HT allows a boost of approximately 10-30% for mostly cpu-bound tasks that use the extra virtual cores. Although these tasks may seem CPU-bound, unless they are custom made assembly, they will usually suffer from IO waits between RAM and local cache. This allows one thread running on a physical HT-enabled core to work while the other thread is waiting for IO. This does come with a disadvantage though, as two threads share the same cache/bus, which will result in less resources each which may cause both threads to pause while waiting for IO.
In the last case, running a single thread will decrease the maximum simultaneous theoretical processing power(by 10-30%) in favor of running a single thread without the slowdown of cache thrashing which may be very significant in some applications.
Choosing which cores to use is just as important as choosing how many threads to run. If each thread is CPU-bound for roughly the same duration it is best to set the affinity such that threads using mostly different resources find themselves on different physical cores and threads using common resources be grouped to the same physical cores(different virtual core) so that common resources can be used from the same cache without extra IO wait.
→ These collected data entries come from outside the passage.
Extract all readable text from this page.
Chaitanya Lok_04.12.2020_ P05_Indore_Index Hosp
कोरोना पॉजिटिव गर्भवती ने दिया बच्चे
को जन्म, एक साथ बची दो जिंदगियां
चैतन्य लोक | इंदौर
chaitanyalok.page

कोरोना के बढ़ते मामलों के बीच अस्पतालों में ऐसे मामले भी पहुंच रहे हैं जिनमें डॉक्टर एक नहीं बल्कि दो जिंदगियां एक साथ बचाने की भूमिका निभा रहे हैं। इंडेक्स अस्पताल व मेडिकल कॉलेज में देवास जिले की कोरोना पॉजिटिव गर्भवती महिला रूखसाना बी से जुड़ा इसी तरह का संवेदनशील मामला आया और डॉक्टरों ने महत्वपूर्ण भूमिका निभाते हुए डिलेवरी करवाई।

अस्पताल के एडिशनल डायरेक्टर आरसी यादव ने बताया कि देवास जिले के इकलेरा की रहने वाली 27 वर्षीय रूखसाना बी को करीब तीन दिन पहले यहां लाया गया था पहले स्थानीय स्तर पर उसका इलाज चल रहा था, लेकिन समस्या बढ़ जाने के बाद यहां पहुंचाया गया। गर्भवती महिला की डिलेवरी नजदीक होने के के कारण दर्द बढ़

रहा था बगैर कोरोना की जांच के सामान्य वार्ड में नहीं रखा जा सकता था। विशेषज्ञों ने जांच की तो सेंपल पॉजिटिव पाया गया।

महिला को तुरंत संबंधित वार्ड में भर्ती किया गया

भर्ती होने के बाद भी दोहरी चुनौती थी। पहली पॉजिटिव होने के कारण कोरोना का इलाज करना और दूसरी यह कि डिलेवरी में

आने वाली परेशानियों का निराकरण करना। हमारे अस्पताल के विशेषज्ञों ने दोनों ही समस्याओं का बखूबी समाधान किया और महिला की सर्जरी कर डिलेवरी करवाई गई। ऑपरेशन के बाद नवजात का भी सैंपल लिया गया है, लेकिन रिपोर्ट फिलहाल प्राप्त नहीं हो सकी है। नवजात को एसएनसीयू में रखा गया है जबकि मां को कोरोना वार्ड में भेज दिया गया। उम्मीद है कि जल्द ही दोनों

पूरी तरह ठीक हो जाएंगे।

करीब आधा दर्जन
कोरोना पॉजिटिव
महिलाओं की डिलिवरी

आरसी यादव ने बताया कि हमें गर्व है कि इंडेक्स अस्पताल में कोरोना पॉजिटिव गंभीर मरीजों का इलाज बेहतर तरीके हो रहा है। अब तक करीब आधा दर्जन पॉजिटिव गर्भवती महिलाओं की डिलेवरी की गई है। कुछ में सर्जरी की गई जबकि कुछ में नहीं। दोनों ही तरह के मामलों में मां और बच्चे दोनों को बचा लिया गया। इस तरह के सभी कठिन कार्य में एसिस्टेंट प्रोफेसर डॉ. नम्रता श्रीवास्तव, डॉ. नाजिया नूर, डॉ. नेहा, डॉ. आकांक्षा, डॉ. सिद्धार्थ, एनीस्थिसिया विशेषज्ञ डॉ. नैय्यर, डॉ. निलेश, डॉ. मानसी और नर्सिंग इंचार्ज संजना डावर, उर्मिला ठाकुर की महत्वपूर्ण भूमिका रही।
Since each program has different CPU-usage characteristics and cache thrashing may or may not be a major slowdown(it usually is) it is impossible to determine what the ideal number of threads should be without profiling first. One last thing to note is that the OS/Kernel will also require some CPU and cache space. It is usually ideal to keep a single (physical)core set aside for the OS if real-time latency is required on CPU-bound threads so as to avoid sharing cache/cpu resources. If threads are often waiting for IO and cache thrashing is not an issue, or if running a real-time OS specifically designed for the application, you can skip this last step.